Genes control all biological life. An organism with “lucky” genes will have better resistance to pathogens and a longer, healthier life. Having “unlucky” genes means greater susceptibility to illness and probably earlier death. Up until recently, scientists’ ability to alter what was encoded in genes was very limited. That is about to change.
It may sound a bit like a snack food, but, in fact, it may be one of the greatest scientific discoveries in a generation. CRISPR (an acronym for Clustered Regularly Interspaced Short Palindromic Repeats) is a revolutionary gene-editing technology that allows scientists to alter sections of DNA. Scientists, however, did not invent this amazing technology. Unknown to them until near the end of the 20th century, nature has been using it for nearly as long as life has existed.
In 1987, dairy scientists working with the bacteria used to ferment cheese and yogurt wondered how some bacteria were especially effective at defending themselves against pathogens known as phage viruses. The scientists eventually discovered that the bacteria employed a strange previously unknown immunization method. The bacteria captured sequential pieces of the attacking virus’ DNA (now named CRISPR arrays). The bacteria stored these arrays and used them as a kind of “mugshot” to identify future similar viral attackers. In this way, the bacteria built up a genetic memory of attackers. If the same virus or a closely related one attacked again, the bacteria could identify it from the CRISPR arrays “mugshots.” It would then neutralize the virus by using a protein to cut up its DNA. Scientists named that protein Cas9, short for CRISPR Associated Protein 9. Unlike animal and human immune systems, which recognize predators through the antibodies on their cells, this immune system operates at the genetic level.
The harnessing of what turned out to be the most advanced and powerful gene-editing system available to scientists to date was the result of work by a team led by Professor Jennifer Downer at the University of California, Berkeley in 2012. They realized that they could program CRISPR-Cas9 to cut targeted sections of any double-stranded DNA. In other words, they had developed a reliable and relatively easy method of cutting out and replacing DNA sections and so, of re-writing genomes. Experts estimate that CRISPR-Cas9 is about four times quicker and significantly less expensive than TALENs (Transcription Activator-Like Effector Nucleases), the previous preferred tool for genome editing.

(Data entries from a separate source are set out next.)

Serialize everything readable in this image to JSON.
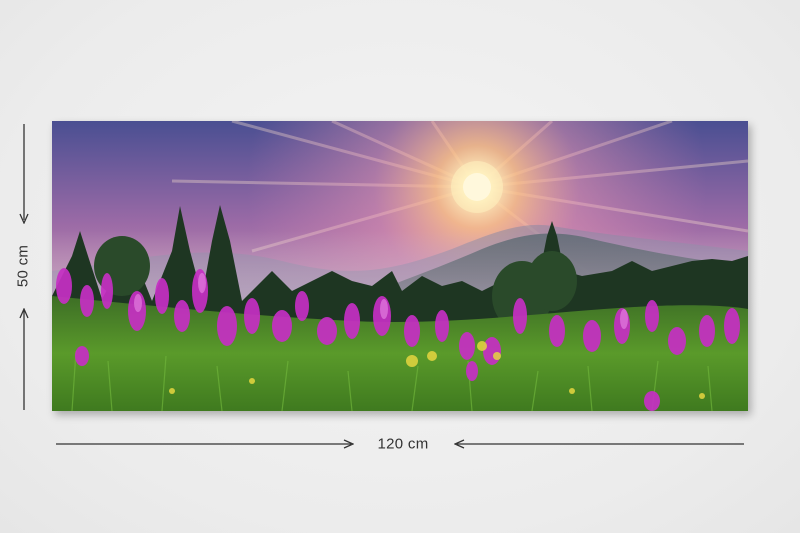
{
  "dimensions": {
    "height_label": "50 cm",
    "width_label": "120 cm"
  },
  "colors": {
    "background": "#ececec",
    "arrow": "#333333",
    "sky_top": "#4d5494",
    "sky_pink": "#d58aa8",
    "sun": "#fff6d0",
    "forest": "#1f3a24",
    "grass": "#4f8c24",
    "flowers": "#c02fc0"
  },
  "icons": {
    "top_arrow": "arrow-up-icon",
    "bottom_arrow": "arrow-down-icon",
    "left_arrow": "arrow-left-icon",
    "right_arrow": "arrow-right-icon"
  }
}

Because of its speed and cost effectiveness, scientists expect CRISPR technology to become widespread in many areas of genetics and microbiology. For example, though a complete “map” of the human genome has existed since 2003, scientists are unclear about the function of many of the genes in it. By using CRISPR to progressively “turn off” individual genes, they hope to discover their functions one by one.

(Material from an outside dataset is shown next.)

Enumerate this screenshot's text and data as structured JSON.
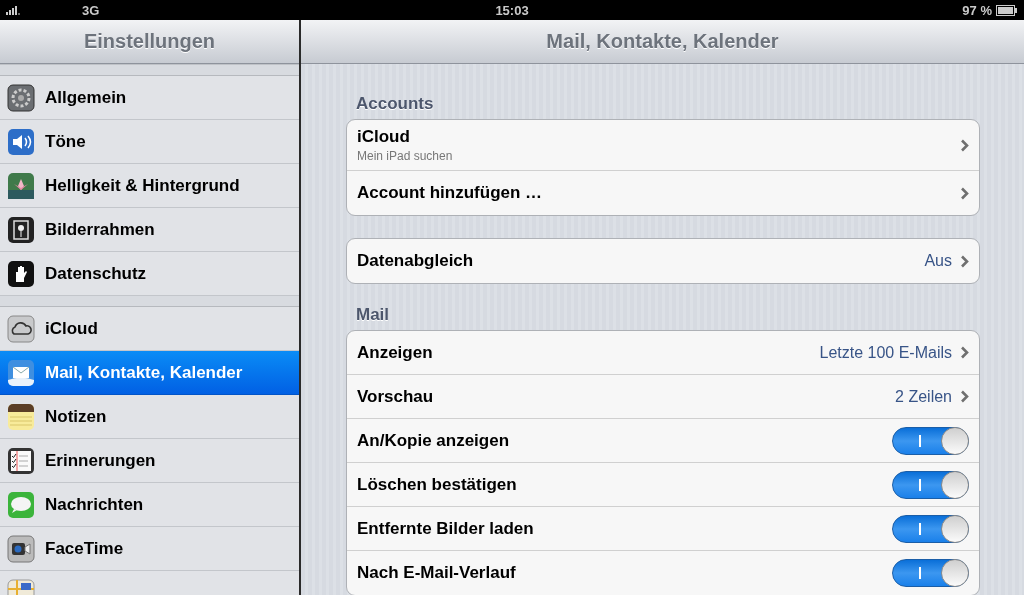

In fighting disease, CRISPR had almost boundless potential. A team at Imperial College London, funded by the Bill and Melinda Gates Foundation, has already used CRISPR to successfully edit the genes of the mosquito that carries the parasite responsible for malaria. The gene edit prevents the females from producing fertile eggs. So far, these mosquitos exist only in the lab, but the plan is to release them across sub-Saharan Africa. A similar project is planned in India.
Scientists see great potential in using CRISPR to edit human genes. They envisage using it to edit out genetic diseases like hypertrophic cardiomyopathy from the genome, and to genetically alter mutations that cause diseases like cystic fibrosis and breast and ovarian cancer. However, applications involving the editing of human genes are some years away as CRISPR processes have to undergo extensive animal trials followed by lengthy and closely monitored human trials before they are granted regulatory approval.
Though we may not see the results in human medicine in the very near future, CRISPR technology is moving apace. In agriculture, scientists are working on a huge range of projects from developing crops resistant to bugs and bad weather to dairy cattle without horns. Progress is necessarily tempered with caution because of the huge implications of gene editing. Nevertheless, CRISPR gives scientists worldwide the power to make the kind of genetic advances that would have been science fiction only a few decades ago.